Results from two recent studies provide more evidence that a healthful diet and exercise can reduce the risk of stroke-and more.
- Women who most closely follow a Mediterranean-style diet have a markedly reduced risk of strokes and heart attacks, according to an analysis from the well-known Women’s Health Study, which was published in JAMA Network Openin December.
After having their diets scored for how close they were to the traditional Mediterranean eating pattern, nearly 26,000 American women (average age 54) were followed for 12 years. Those who had high Mediterranean diet scores were about one-quarter less likely to have a stroke or heart attack than those with low scores. Even women with medium scores were at reduced risk.
After further analysis of cardiovascular disease risk factors and biomarkers, the researchers attributed the lower risk largely to a reduction in inflammation and improvements in blood sugar control, body weight, blood pressure, and HDL (good) cholesterol. The Mediterranean diet is rich in vegetables, fruits, whole grains, nuts, legumes, olive oil, and fish; low in processed and red meat; and moderate in alcohol.
- Staying physically active not only reduces the risk of having a stroke, it may reduce the severity of a stroke if you have one, according to a recent study in Neurology.
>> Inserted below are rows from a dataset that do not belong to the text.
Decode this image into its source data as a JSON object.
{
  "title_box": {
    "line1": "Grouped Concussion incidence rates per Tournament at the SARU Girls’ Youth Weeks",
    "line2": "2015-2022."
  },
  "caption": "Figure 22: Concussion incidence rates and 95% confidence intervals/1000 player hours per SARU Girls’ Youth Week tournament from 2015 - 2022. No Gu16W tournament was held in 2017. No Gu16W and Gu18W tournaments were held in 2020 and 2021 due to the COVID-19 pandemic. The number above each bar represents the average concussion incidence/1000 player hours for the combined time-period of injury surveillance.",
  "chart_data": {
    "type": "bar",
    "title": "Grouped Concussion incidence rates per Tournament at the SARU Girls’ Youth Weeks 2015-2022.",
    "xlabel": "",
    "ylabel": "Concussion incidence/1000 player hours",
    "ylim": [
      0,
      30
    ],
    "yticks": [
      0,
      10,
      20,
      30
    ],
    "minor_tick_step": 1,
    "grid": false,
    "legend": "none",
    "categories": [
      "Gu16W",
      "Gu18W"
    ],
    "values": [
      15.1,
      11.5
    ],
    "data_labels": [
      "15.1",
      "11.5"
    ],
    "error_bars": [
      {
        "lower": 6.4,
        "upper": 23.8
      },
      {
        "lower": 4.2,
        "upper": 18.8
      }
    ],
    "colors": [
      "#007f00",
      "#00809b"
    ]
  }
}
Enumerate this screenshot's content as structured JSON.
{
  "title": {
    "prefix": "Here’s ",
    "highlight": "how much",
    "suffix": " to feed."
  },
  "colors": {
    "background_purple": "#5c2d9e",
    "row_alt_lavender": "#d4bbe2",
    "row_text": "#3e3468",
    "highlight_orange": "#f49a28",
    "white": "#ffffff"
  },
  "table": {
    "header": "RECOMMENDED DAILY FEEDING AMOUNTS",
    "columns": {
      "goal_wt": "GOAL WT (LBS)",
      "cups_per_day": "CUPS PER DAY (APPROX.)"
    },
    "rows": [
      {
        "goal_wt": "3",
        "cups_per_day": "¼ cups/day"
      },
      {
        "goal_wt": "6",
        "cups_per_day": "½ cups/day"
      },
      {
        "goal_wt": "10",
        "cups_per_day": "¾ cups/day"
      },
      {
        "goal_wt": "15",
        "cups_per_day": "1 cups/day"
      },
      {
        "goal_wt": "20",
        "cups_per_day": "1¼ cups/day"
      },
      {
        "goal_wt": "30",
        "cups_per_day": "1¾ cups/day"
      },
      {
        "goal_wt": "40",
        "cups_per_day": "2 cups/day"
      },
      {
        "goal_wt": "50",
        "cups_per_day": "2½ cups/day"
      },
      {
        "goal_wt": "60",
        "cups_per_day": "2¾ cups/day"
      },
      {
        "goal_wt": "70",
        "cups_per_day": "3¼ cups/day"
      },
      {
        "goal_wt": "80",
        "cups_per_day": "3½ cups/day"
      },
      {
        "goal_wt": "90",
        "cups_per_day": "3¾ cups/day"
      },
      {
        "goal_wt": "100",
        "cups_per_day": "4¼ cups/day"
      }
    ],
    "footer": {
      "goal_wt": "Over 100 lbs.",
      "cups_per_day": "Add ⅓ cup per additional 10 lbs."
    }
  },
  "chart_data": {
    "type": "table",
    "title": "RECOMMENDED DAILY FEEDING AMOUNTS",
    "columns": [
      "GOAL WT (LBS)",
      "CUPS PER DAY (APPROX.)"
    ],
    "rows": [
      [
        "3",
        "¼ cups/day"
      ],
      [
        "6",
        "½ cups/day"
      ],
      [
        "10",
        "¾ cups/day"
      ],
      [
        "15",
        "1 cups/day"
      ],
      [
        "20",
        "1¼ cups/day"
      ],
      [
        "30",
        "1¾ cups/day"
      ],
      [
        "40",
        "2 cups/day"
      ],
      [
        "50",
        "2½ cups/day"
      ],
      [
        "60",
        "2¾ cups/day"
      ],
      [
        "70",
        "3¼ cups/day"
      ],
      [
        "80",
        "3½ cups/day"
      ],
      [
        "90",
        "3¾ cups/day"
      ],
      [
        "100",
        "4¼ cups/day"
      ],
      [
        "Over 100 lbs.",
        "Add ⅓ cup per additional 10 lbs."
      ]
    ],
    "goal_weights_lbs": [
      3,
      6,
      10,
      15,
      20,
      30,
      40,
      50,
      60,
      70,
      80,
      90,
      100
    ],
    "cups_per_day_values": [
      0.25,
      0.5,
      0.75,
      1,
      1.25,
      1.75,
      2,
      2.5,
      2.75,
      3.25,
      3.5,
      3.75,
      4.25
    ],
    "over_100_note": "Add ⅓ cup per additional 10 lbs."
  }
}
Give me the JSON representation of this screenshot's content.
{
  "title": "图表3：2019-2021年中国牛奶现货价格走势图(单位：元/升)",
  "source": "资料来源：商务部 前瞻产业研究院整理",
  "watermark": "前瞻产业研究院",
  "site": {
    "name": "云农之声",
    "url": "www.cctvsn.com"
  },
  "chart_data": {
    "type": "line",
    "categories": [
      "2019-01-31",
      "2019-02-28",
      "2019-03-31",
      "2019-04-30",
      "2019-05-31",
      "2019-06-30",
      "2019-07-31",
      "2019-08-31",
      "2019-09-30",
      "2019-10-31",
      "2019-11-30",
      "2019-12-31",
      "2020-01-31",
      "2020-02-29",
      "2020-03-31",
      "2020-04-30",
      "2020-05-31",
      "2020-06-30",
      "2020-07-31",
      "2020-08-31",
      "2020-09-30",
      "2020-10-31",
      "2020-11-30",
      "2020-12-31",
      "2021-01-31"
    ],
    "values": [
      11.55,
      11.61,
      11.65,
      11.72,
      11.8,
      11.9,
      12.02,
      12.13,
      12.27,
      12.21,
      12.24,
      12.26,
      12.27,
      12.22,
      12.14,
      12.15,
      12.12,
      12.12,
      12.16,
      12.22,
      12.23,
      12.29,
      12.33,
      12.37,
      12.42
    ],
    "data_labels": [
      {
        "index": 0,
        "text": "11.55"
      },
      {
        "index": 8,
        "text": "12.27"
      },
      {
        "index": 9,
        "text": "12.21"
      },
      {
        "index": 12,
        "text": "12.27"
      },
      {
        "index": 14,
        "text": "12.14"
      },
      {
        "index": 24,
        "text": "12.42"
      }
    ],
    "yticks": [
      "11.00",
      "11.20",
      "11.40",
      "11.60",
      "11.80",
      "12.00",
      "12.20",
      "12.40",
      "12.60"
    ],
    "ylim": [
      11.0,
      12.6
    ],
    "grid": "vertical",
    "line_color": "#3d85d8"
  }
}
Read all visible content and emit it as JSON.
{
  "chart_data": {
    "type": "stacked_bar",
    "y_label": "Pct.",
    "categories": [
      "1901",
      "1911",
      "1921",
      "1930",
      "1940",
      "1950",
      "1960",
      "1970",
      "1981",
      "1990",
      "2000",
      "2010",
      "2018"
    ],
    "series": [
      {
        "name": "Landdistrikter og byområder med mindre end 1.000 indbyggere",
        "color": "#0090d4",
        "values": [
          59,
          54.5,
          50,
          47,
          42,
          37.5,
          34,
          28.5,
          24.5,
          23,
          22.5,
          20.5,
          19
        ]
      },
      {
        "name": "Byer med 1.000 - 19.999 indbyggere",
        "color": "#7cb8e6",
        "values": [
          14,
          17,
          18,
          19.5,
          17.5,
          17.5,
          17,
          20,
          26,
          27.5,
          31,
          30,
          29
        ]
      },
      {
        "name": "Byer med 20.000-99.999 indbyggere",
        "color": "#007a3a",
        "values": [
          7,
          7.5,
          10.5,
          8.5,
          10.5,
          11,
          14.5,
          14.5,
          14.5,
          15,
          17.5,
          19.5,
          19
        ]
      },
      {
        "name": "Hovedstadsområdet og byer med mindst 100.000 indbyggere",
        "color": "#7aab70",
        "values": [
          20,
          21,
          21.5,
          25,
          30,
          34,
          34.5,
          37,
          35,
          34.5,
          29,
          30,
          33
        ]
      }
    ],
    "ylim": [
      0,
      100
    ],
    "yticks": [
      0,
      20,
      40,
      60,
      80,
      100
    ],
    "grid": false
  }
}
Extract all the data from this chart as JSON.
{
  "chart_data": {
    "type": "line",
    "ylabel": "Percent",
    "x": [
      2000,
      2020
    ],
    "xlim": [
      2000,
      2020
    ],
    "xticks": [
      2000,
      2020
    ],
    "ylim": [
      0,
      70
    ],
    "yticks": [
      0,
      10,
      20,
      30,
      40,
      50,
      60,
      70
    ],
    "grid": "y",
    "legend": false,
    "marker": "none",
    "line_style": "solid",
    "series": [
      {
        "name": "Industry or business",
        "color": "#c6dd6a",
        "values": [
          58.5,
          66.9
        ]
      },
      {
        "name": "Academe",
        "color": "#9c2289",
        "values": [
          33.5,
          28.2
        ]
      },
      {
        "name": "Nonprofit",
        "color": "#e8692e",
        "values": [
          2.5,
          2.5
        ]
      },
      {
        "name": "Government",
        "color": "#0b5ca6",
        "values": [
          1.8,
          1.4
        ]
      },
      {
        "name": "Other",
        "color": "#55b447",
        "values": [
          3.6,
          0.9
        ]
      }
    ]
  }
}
Researchers looked at 925 people (average age 73) who had been hospitalized for strokes and who reported their pre-stroke activity levels. About half had been physically active, though almost none had exercised vigorously. Those who reported light physical activity (defined as walking at least four hours a week) or moderate activity (swimming, brisk walking, or running at least two hours a week) were twice as likely to have had a mild (not severe) stroke as their inactive counterparts.